Tampoco jamás les dije lo que un día comencé a sentir. Porque a la par de una emoción que no sabía dónde colocar (y mucho menos con qué gesto contar), me fue subiendo por los sentimientos una tristeza muy grande que me blindaba toda expresión.
Ocurrió una tarde de verano, sentado solo en el jardín amable que entre los tres cuidábamos. Algo muy raro se dibujó en mi cabeza, por dentro, y al rato por alrededor. Tardé una larga hora en entenderlo, pero luego ya no había dudas: comenzaba a escuchar. De una sordera absoluta, de un pozo sin ecos ni fondo en el que me había acostumbrado a transcurrir, de pronto me invadía una lluvia tenue de colores desconocidos que dibujaban en mi cabeza señales, sonidos, gotas de un movimiento de aire que no necesitaba identificar. Alguien en la casa de al lado estaba cantando. Y eso fue lo primero que atravesó mi oído, recuperado en una magnitud muy leve pero suficiente como para reconocer lo que sentía.
Pasó el tiempo. Una larga cantidad de tiempo en el que me senté prolijamente cada día sin fallar jamás en el jardín.
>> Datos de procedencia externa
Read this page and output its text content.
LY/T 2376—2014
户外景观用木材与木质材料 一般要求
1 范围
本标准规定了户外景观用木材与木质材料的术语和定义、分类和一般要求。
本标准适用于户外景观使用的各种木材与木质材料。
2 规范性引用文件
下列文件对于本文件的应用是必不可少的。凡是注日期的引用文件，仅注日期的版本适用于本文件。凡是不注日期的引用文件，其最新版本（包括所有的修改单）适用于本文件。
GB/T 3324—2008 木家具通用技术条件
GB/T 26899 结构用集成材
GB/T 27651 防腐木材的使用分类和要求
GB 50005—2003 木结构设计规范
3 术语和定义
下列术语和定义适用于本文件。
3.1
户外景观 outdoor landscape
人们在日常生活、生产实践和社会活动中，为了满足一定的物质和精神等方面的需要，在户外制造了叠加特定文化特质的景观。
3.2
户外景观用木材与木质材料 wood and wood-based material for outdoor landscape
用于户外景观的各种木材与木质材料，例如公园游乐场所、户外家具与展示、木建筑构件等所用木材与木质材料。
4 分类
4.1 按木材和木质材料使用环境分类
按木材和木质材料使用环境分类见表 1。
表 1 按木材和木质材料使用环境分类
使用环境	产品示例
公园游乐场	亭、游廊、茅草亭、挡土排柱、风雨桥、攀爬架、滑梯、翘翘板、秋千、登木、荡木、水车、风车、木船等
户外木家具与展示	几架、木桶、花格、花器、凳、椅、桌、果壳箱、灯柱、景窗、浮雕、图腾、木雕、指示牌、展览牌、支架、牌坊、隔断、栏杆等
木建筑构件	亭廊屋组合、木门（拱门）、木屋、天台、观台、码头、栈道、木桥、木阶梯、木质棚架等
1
Varias veces mis padres me preguntaban, manos agitadas a la altura de los hombros y las cejas enarcadas, “qué hacía tanto tiempo solo en al jardín” y yo no respondía o gesticulaba evasivas obtusas. Nadie insistía mucho puesto que la normalidad en esta familia era un grado superlativo de rarezas. Yo encajaba en una más y punto. Pero luego, por las noches, cuando la madrugada era profunda y los únicos oídos despiertos eran los del rocío, yo me dedicaba a hacer lo que había aprendido. Yo podía cantar. Bajito, casi susurrando, muy agreste y con las escarpadas notas de quien aún no conoce su garganta. Pero cantaba, reproducía lo que escuchaba en la casa de al lado. Y cantaba. Y mientras más me deslumbraba más lágrimas me iban confirmando que jamás podría contárselo a mis padres, ni mostrarlo. Tenía la certeza de que mi voz les hubiese atravesado el corazón de la familia como un puñal agrio, como la desgraciada traición de abandonarlos, de renegar de ese mágico léxico familiar de gestos que nos unía. La amargura de ya no pertenecer, de quedarme, al fin, sin familia.
Por eso aprendí, en definitiva, que quererlos era saber cantar en silencio.